According to John Spence one of the four biggest leadership challenge executives face is talking about tough issues.
Why don’t leaders talk about tough issues
#1. Procrastination – tough topics have been put off so long they’re nearly impossible to bring it up. It’s like being in a elevator full of silent people.
#2. Underestimation – the tough topic wasn’t always a tough topic. The issue started out small and slowly grew until everyone sees the emperor has no clothes but no one speak.
#3. False–Compassion – pretending you don’t want to hurt anyone’s feelings.

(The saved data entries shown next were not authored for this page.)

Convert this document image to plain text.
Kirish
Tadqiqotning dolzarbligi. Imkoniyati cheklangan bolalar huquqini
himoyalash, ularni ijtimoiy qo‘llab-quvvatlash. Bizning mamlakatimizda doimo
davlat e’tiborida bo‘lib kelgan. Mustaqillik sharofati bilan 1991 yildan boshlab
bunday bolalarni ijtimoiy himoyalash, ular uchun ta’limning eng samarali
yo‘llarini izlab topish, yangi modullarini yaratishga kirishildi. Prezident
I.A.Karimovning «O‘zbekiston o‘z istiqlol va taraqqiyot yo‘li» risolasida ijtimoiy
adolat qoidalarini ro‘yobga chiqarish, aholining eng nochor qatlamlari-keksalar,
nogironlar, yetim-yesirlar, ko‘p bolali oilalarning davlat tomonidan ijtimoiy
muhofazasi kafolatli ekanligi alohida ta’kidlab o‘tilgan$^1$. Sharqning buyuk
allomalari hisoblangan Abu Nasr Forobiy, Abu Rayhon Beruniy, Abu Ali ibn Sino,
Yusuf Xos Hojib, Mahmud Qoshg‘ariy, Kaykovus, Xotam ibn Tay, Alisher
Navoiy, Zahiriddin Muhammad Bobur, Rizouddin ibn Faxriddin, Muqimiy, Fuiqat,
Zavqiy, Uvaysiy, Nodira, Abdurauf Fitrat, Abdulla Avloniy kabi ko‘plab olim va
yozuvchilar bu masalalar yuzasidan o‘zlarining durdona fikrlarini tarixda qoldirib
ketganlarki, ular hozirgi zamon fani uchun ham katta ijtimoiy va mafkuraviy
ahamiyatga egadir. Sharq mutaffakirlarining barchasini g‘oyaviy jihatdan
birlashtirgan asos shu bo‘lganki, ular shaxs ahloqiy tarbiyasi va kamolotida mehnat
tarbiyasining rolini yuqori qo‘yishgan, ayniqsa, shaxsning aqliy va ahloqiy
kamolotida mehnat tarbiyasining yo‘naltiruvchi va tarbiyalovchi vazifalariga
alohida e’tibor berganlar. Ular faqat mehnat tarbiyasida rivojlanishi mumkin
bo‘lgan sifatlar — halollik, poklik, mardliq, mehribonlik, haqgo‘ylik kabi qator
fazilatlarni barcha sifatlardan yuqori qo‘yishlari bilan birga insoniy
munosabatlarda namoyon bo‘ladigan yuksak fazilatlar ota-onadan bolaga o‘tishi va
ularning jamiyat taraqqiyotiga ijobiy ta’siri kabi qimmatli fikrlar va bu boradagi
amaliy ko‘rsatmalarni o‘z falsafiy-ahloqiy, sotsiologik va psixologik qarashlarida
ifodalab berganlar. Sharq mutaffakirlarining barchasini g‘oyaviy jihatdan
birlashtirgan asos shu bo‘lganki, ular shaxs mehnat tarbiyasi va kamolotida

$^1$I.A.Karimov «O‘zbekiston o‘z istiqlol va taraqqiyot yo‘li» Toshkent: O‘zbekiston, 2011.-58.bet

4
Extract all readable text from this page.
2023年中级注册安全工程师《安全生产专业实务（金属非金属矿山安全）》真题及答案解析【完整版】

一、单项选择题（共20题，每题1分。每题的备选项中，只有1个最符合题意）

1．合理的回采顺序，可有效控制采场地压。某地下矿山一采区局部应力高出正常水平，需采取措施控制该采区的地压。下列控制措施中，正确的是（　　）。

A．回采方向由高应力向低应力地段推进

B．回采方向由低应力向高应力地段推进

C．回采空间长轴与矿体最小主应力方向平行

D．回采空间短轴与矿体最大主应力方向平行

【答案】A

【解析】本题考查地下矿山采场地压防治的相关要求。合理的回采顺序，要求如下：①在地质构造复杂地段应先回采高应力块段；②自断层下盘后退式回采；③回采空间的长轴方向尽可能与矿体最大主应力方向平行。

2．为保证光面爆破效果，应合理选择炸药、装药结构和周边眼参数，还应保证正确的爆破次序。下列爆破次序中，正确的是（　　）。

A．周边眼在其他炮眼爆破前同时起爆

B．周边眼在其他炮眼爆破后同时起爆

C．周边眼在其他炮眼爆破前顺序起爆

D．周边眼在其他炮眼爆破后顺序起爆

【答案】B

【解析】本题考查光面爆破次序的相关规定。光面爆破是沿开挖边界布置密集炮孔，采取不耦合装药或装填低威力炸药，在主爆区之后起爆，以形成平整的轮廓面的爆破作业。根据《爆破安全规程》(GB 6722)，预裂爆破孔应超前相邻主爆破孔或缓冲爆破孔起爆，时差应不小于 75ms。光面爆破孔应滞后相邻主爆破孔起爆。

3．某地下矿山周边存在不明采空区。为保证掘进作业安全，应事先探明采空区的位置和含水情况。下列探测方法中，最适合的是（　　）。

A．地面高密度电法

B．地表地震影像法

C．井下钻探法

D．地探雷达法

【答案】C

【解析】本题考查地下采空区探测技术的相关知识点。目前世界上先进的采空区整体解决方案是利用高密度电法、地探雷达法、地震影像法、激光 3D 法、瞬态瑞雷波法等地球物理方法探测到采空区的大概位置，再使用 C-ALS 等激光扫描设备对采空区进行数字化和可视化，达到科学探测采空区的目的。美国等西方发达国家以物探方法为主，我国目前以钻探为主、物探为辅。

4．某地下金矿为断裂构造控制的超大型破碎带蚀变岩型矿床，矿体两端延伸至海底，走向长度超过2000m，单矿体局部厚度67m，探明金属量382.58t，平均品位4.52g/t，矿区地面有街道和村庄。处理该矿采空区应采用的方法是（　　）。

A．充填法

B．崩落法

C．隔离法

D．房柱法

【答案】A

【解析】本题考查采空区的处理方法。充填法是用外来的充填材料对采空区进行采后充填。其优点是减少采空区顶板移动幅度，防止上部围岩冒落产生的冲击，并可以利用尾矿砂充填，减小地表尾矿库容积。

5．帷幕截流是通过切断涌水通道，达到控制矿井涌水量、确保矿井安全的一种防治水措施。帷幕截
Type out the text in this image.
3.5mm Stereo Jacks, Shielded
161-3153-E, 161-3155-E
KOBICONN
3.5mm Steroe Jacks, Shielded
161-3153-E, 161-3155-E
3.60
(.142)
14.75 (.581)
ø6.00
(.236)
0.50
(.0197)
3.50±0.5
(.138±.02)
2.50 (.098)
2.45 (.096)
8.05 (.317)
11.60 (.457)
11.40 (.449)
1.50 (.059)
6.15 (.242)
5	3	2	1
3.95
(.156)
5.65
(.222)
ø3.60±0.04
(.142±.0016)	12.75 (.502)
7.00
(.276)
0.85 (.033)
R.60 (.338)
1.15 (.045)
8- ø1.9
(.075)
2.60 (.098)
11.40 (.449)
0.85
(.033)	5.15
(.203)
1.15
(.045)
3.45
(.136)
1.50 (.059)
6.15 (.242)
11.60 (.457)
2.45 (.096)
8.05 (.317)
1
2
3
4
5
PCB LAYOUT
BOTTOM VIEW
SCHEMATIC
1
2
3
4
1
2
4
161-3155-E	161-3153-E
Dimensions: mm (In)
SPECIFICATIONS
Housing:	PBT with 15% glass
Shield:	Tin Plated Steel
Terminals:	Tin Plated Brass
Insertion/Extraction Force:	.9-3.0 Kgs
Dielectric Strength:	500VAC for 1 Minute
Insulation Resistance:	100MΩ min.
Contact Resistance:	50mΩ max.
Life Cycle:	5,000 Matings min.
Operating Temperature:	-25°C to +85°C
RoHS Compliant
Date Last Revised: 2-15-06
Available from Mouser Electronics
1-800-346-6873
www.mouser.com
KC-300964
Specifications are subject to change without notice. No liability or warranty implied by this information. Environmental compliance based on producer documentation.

#4. Guilt – when small issues grow into unaddressed large issues leadership is responsible. Bringing up the topic shines a light on long-term inadequacies in leaders.
#5. Self-Protection – you may fear the vulnerability of letting inner feelings out.
Suggestions for having hard conversations
#1. Honesty – First, be honest with yourself.
You know the elephant’s in the room. Take a good long look at him. You’ll be tempted to blame the elephant on others. Thinking about him is really thinking about you.
#2. Exploration – when something doesn’t seem right gently explore it. Don’t wait until insignificant issues escalate. Don’t bury your instincts. You may prefer the advantages of a hands-off approach. Please understand that gentle explorations should never be meddling interrogations or micromanaging. Explorations are expressions of compassion not confrontation.
#3. Question – talk less and listen more.
However, don’t interrogate (#2). Interrogations indicate you’ve waited too long. You’ve let the elephant get too big.
#4. Purpose – keep the big reason for the conversation front and center.
Tough conversations center on values, mission, and vision. Iacocca said it well, “Keep the main thing the main thing.” If you can’t clearly tie your talk to big issues it’s a white elephant.
Why don’t leaders have tough conversations?
What suggestions can you offer those who need to have a tough conversation?